This patient had what initially appeared as shallow occlusal grooves that we were going to treat with sealers. Local anesthesia was administered (topical plus septocaine… septocaine works really well on these lower posterior teeth. Prior to our using this anesthetic we would usually need to administer a mandibular block injection).
As we explored the lesions it became apparent that they were much deeper than we originally thought. This was not evident on our analog x-rays and when the patient had her recent digital radiographs sent here the lesions were not evident on these radiographs either. So the point is, be careful with what may appear to be shallow grooves and understand the limits of radiography. Of course resorting to better imaging such as cone beam tomography would be nice but is this overkill? Certainly when exploring these lesions and when using high powered magnification the decay becomes obvious.
Once all the decay was excavated floweable composite material were placed.
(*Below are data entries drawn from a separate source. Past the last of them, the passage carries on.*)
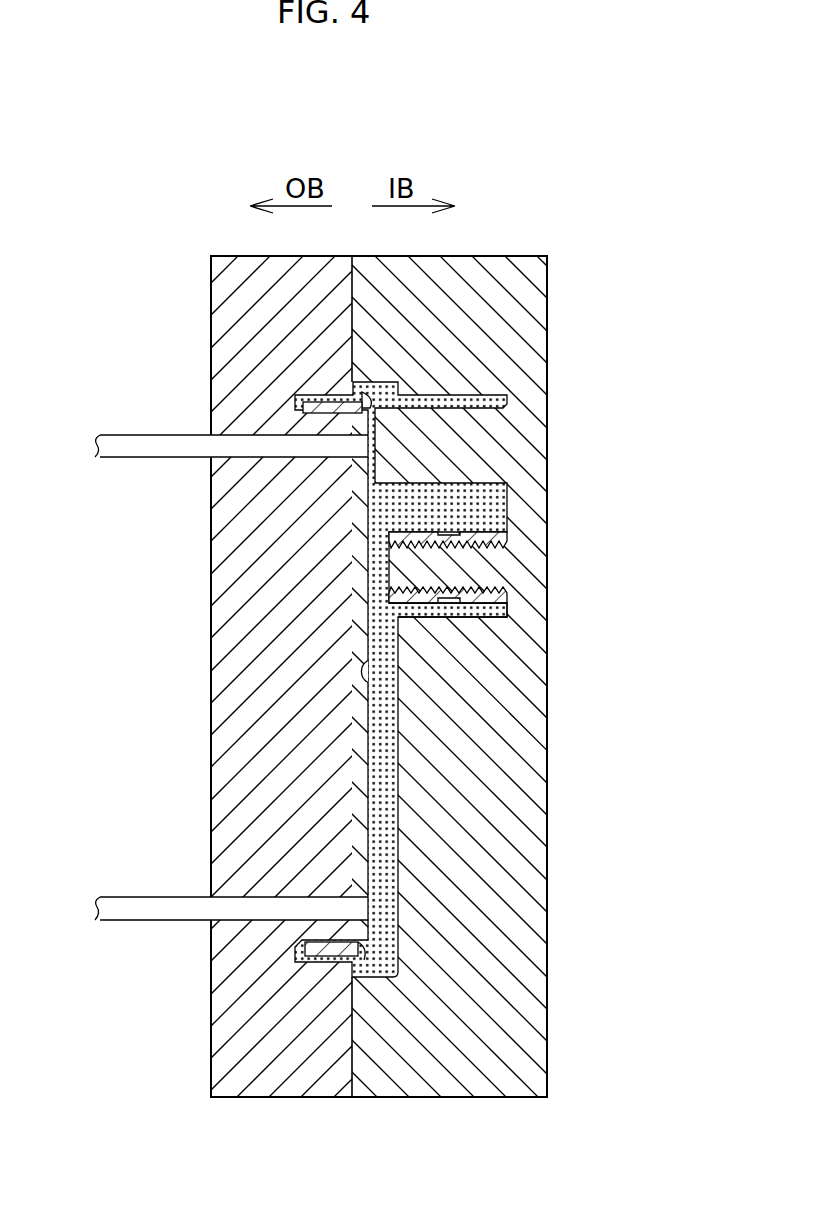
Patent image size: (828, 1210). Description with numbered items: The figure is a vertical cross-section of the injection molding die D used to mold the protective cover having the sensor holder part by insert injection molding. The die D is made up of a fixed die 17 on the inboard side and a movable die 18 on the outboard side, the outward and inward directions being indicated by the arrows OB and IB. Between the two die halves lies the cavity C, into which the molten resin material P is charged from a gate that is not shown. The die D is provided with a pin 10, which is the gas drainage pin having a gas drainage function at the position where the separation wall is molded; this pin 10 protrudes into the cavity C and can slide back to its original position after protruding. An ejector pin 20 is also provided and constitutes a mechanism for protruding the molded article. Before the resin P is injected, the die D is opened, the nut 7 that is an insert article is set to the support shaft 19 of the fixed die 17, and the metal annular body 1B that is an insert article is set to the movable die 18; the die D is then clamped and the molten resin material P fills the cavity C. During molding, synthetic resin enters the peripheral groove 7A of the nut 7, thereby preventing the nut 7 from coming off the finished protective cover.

The injection molding die D is at (528, 225).
The movable die 18 is at (228, 312).
The fixed die 17 is at (532, 298).
The pin 10 is at (130, 450).
The ejector pin 20 is at (132, 913).
The molten resin material P is at (393, 753).
The support shaft 19 is at (468, 548).
The nut 7 is at (445, 600).
The peripheral groove 7A is at (450, 603).
The cavity C is at (366, 688).
The metal annular body 1B is at (322, 952).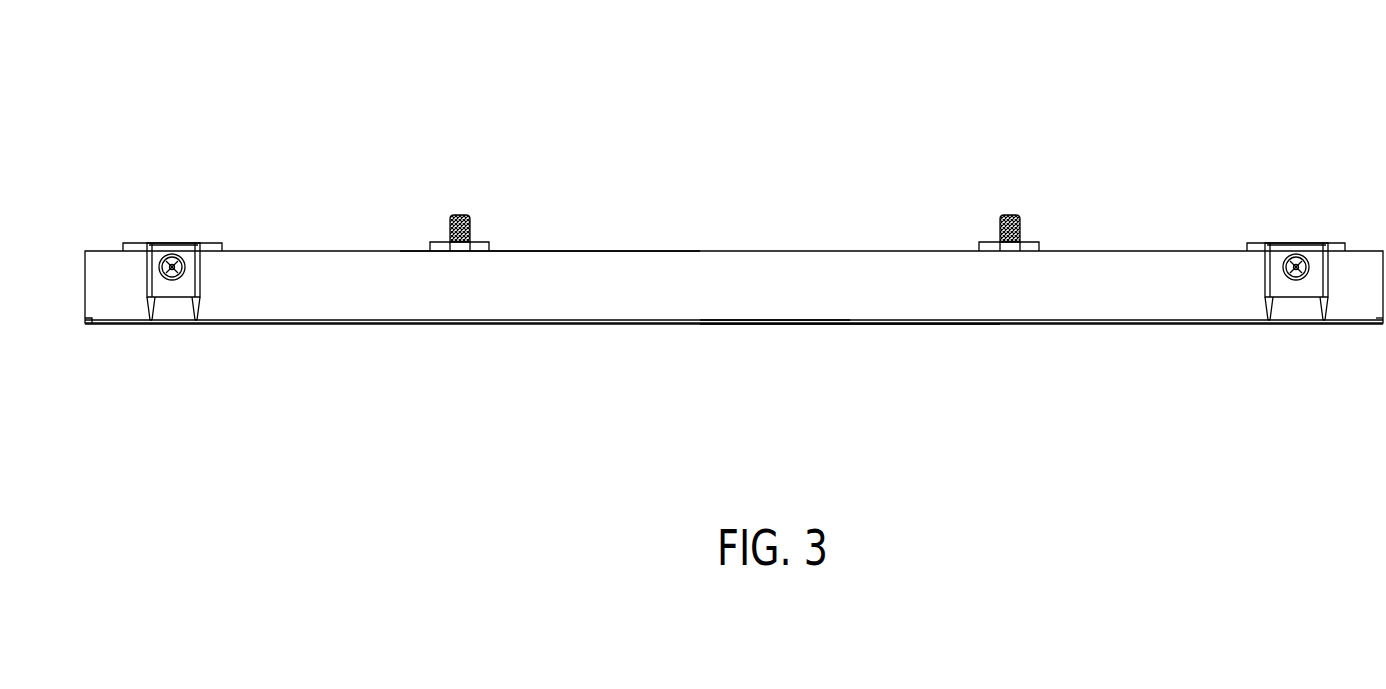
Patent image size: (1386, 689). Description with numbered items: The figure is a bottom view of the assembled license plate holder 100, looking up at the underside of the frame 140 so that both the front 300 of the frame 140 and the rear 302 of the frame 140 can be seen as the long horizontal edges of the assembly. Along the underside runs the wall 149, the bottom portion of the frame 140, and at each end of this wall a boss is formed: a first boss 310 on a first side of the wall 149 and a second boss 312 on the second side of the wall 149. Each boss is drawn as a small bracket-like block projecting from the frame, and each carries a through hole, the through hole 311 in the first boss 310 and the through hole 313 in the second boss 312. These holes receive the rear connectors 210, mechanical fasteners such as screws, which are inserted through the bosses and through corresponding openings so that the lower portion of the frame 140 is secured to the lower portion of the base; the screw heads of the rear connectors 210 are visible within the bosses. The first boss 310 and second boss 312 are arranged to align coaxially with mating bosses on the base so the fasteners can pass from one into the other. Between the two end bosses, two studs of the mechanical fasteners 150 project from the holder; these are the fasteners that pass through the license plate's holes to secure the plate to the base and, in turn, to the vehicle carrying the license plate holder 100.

The license plate holder 100 is at (743, 152).
The frame 140 is at (888, 300).
The wall 149 is at (767, 283).
The mechanical fastener 150 is at (459, 214).
The rear connector 210 is at (167, 250).
The front 300 is at (578, 323).
The rear 302 is at (622, 251).
The first boss 310 is at (179, 300).
The through hole 311 is at (178, 250).
The second boss 312 is at (1292, 300).
The through hole 313 is at (1297, 253).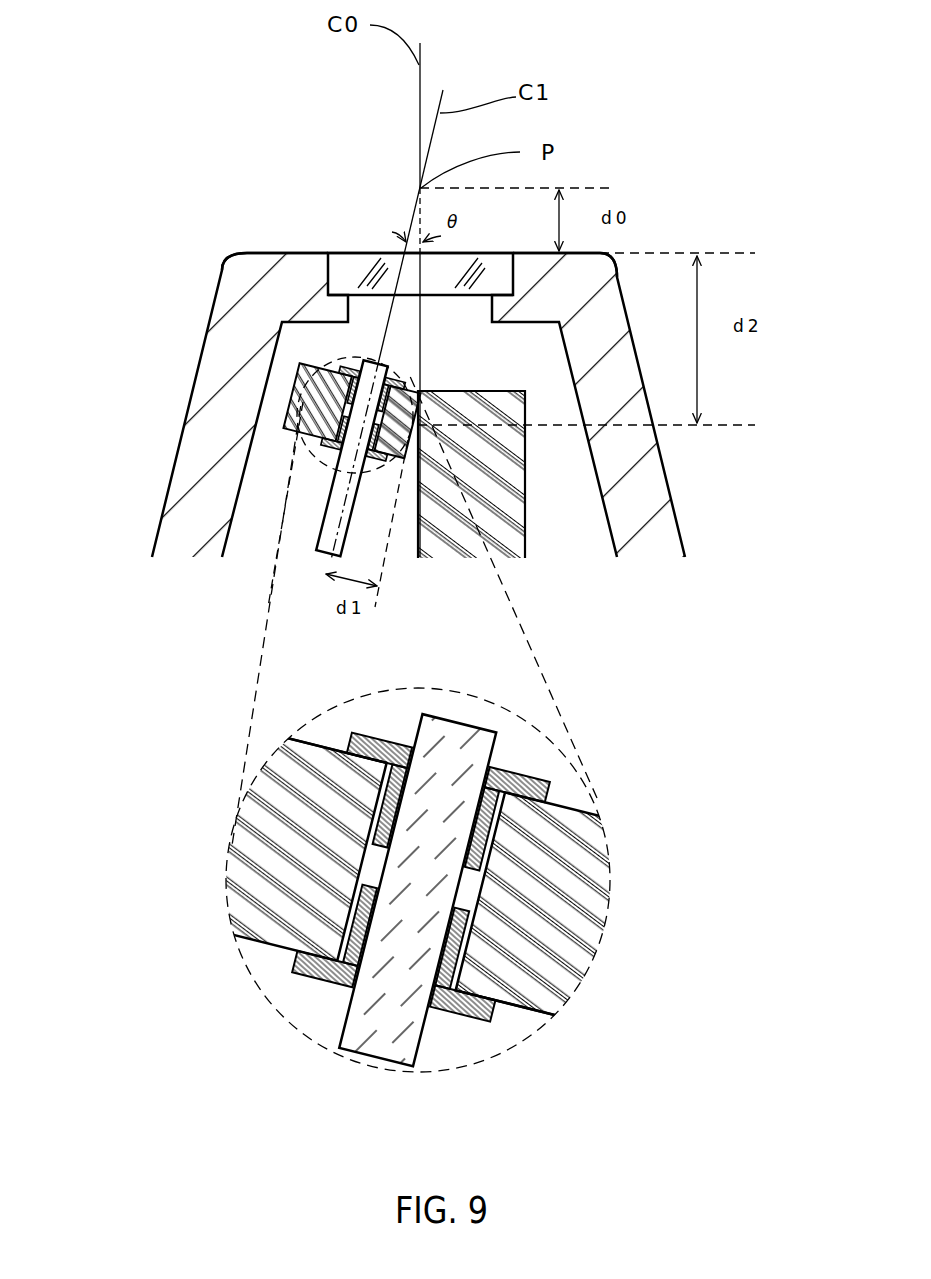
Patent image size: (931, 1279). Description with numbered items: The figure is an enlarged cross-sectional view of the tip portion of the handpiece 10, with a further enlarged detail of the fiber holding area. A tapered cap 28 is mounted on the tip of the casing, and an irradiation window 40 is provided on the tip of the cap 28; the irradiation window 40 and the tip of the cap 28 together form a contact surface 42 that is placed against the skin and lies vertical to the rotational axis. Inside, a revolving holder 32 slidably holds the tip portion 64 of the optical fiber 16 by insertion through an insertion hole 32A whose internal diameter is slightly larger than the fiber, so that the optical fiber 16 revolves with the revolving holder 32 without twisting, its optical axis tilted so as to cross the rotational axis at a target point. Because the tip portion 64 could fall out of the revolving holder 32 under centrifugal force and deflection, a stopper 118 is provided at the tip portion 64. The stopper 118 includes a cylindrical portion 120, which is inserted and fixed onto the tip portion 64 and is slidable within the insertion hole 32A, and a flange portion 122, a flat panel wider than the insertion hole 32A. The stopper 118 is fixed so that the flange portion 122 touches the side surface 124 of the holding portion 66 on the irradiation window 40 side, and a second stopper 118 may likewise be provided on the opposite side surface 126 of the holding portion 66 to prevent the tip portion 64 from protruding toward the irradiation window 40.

The handpiece 10 is at (160, 73).
The optical fiber 16 is at (318, 540).
The cap 28 is at (637, 515).
The revolving holder 32 is at (472, 543).
The insertion hole 32A is at (303, 390).
The irradiation window 40 is at (358, 267).
The contact surface 42 is at (302, 253).
The tip portion 64 is at (365, 358).
The holding portion 66 is at (312, 438).
The stopper 118 is at (398, 365).
The cylindrical portion 120 is at (340, 932).
The flange portion 122 is at (318, 975).
The side surface 124 is at (335, 750).
The side surface 126 is at (517, 1008).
Years ago we young dentists were taught to place a calcium hydroxide (dycal) base under deep restorations (this was called an indirect pulp cap as compared to when there is a nerve exposure and then it is referred to as a direct pulp cap). I have found that this is not necessary (we were also taught to place a cavity varnish under amalgam restorations). An endodontist neighbor of mine says that direct pulp caps don’t work and these exposed teeth eventually need root canal therapy… maybe… maybe not.